Bosque del Apache National Wildlife Refuge is in Central New Mexico, about an hour's drive south of Albuquerque. It is an important way station for a variety of birds during migration. The refuge pays farmers to grow crops there (it is in the Rio Grande Valley, so it is quite moist and fertile despite being in New Mexico) for the birds to eat. The best time to go there is in December and January, when there are typically (these are real numbers) about 27,000 snow geese there, and about 8,000 sandhill cranes. I've been there three times--The first two in December, the last one in November.

The biggest spectacle at Bosque is the morning blastoff of snow geese. They spend the night in big shallow water impoundments. Early each morning, the snow geese take off. If you're lucky, they do it all at once, seemingly by telepathy. It is amazing:










To answer the question in your mind, I got "bombed" twice during this blastoff, and my car, which was right behind me, was smothered in goose poop. But it was worth it!

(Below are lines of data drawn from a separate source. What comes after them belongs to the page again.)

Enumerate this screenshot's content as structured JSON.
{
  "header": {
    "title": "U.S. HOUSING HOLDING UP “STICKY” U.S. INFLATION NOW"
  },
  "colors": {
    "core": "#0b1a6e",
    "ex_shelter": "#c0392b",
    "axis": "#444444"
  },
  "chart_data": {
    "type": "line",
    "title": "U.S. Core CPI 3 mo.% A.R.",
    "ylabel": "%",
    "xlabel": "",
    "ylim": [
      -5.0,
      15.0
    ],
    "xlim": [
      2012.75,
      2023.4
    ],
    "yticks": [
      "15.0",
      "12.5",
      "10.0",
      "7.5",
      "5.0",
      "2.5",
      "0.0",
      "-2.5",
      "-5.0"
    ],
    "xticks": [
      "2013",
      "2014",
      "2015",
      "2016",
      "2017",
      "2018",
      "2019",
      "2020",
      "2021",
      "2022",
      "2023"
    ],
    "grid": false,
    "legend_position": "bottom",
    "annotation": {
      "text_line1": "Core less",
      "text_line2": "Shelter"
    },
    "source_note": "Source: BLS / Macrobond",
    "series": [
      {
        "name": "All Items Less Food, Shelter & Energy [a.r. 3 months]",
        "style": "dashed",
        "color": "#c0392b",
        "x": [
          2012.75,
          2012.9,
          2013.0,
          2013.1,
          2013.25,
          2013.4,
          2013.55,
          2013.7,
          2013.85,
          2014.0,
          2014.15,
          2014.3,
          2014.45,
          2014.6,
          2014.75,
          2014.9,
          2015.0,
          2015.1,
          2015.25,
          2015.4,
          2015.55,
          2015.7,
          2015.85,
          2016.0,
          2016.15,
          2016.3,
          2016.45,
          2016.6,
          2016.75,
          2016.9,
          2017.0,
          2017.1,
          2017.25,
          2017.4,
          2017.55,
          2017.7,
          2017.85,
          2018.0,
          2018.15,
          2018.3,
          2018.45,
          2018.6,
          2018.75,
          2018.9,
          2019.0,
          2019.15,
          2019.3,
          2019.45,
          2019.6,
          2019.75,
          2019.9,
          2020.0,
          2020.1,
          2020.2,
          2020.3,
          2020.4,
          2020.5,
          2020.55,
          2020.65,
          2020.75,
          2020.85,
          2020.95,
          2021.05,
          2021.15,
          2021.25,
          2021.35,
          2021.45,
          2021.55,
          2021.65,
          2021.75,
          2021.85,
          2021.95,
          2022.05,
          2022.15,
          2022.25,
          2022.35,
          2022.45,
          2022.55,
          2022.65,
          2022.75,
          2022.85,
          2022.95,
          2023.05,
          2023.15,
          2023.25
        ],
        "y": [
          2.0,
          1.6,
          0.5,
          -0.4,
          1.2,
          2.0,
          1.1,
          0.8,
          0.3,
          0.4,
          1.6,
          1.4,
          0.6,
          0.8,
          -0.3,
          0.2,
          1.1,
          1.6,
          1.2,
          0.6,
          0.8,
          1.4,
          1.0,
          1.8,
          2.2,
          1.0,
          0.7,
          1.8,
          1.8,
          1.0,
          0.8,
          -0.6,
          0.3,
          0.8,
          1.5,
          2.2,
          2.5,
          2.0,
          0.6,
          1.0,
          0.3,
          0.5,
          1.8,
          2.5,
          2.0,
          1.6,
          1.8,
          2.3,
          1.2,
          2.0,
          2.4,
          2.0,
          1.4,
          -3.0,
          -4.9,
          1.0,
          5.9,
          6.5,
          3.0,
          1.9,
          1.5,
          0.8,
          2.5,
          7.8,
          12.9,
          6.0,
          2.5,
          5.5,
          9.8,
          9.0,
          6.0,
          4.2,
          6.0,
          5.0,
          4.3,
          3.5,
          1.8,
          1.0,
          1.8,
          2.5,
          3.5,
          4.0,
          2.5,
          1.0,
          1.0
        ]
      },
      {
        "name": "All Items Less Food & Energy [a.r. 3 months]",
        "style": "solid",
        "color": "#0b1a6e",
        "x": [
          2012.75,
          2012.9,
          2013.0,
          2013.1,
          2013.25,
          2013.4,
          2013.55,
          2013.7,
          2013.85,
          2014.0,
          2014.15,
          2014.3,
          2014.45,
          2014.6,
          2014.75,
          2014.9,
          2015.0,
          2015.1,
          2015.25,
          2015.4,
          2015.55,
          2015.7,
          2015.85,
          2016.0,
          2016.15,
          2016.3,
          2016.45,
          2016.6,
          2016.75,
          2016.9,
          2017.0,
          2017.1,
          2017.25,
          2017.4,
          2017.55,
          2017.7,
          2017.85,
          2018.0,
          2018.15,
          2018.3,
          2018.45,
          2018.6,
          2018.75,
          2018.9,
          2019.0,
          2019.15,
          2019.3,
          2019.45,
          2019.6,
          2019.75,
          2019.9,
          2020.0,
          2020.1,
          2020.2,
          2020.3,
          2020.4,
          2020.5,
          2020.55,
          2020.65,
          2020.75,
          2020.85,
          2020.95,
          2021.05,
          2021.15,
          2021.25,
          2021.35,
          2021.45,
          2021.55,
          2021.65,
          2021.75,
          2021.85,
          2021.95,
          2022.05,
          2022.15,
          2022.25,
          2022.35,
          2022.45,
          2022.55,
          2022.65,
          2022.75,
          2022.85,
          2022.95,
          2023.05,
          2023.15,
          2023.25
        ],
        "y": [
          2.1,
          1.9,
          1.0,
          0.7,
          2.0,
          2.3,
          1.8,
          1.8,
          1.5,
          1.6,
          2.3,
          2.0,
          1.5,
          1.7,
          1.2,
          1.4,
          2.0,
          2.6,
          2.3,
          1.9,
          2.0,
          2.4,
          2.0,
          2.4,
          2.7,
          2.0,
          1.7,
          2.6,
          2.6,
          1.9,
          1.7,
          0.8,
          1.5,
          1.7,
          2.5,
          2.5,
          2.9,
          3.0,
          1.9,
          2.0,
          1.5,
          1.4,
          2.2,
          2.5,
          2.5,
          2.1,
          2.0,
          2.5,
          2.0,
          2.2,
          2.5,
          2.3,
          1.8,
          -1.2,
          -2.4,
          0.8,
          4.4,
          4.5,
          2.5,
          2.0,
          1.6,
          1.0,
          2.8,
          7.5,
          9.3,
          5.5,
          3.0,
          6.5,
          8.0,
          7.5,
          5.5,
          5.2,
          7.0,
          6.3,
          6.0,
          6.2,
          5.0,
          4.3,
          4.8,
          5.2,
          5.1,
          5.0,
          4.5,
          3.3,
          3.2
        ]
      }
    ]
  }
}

Normally the birds go earlier than in the previous photo. If you have a good sunrise behind them, the combination of sunrise colors (if you are lucky) and New Mexico mountains is incredible:










After the excitement of the morning blastoff, you have three choices: If you get going promptly, you can go to a different area where it is easy to get flight shots of the big sandhill cranes taking off (they go individually or in very small groups, and don't have the drama of the snow geese mass blastoff). My flight technique s*cks, so I don't have any good crane flight shots to show, though it is still worth seeing. I usually go over to the agricultural field and photograph mass shots of the geese and cranes feeding.

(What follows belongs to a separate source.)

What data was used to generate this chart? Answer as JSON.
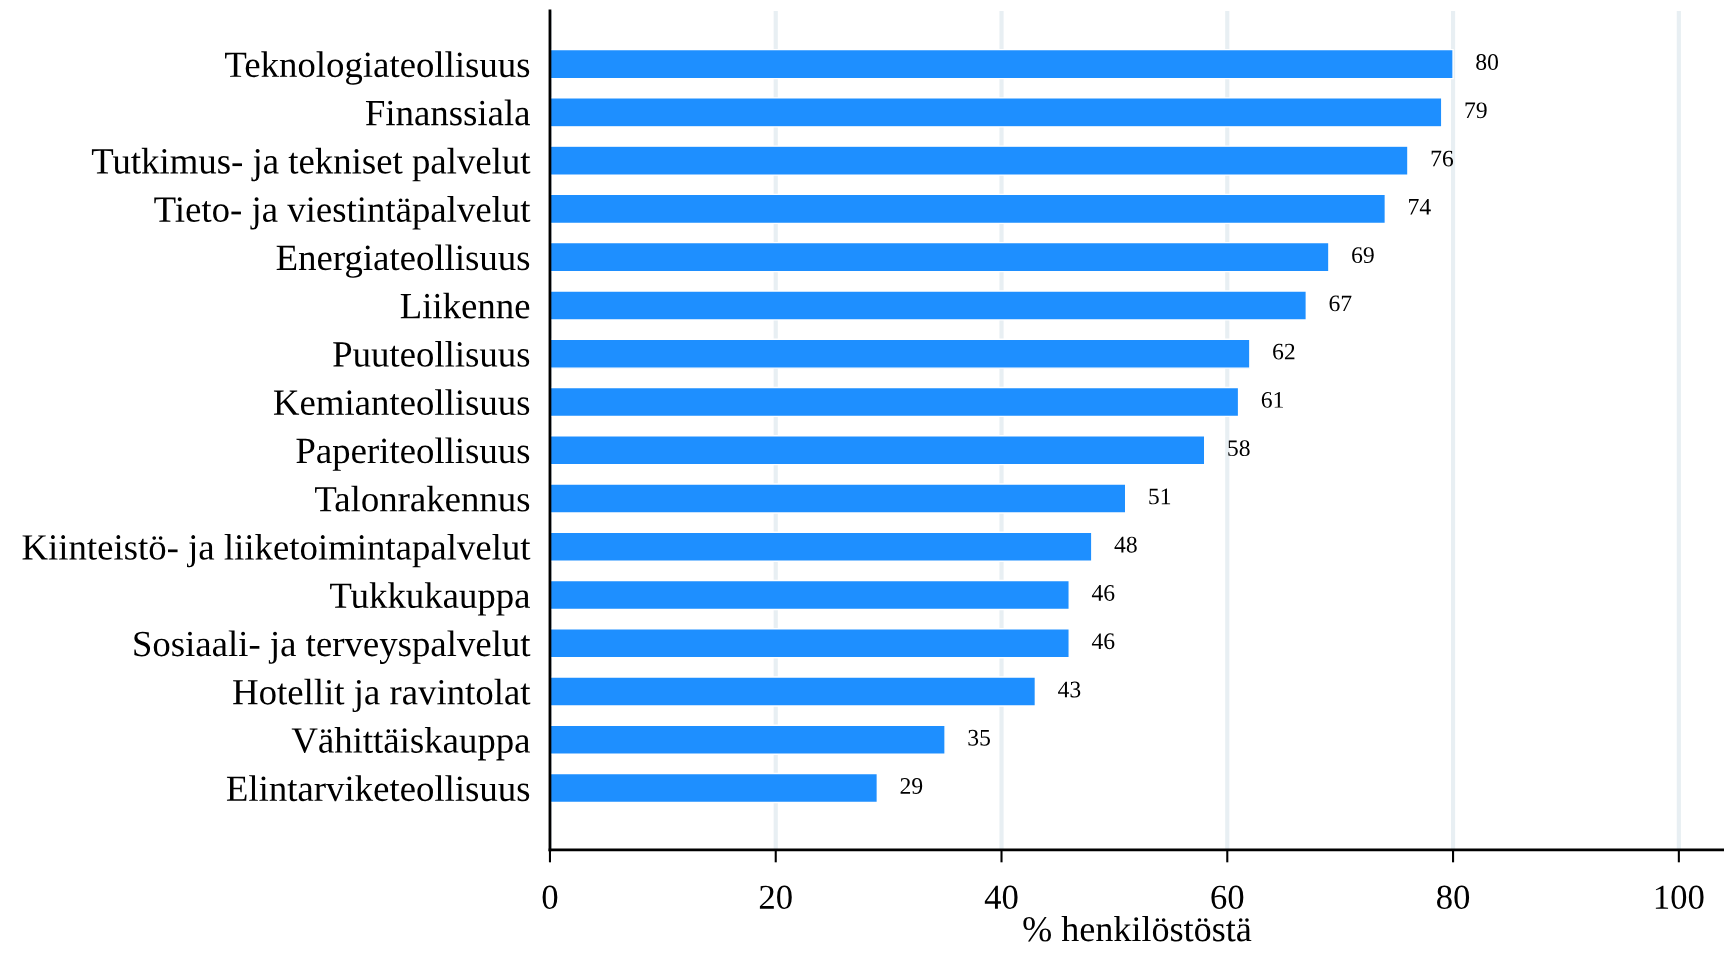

This American Kestrel was shockingly bold, and let me get a nice shot of him. Kestrels are among the smallest types of falcons/hawks, and their prey is usually things like grasshoppers.










If you are lucky, it will snow when you are at Bosque, giving you some unique opportunities. This happened to me on my November trip. It didn't stick, but it looked awesome while it was coming down:










(this is another photographer, not me)

At the end of the day, you can watch the geese land en masse, and if you are lucky you'll have a good sunset for some final images. The dark spots on the water here are sandhill cranes.










If you go, be sure to go to the Owl Cafe (just north of the Refuge, ask anyone in the area) and have a green chile cheeseburger. YUM!


----------



## R. Doug (Aug 14, 2010)

Forget the Owl Cafe.  The Buckhorn Tavern just up the road from them has 'em beat.  In fact, the owner beat Bobby Flay in a Green Chili Cheeseburger Throwdown.


----------



## R. Doug (Aug 14, 2010)

Great pictures, by the way.


----------



## Jeff (Oct 28, 2008)

I lived in Socorro before the Owl Cafe was famous. I can't imagine a better green chili cheeseburger. Thanks for the pictures, Claw.


----------



## telracs (Jul 12, 2009)

oooh, birdies.....


----------



## R. Doug (Aug 14, 2010)

Next time you're there, Jeff, try 'em both.  It'll probably change your mind.  It did mine.


----------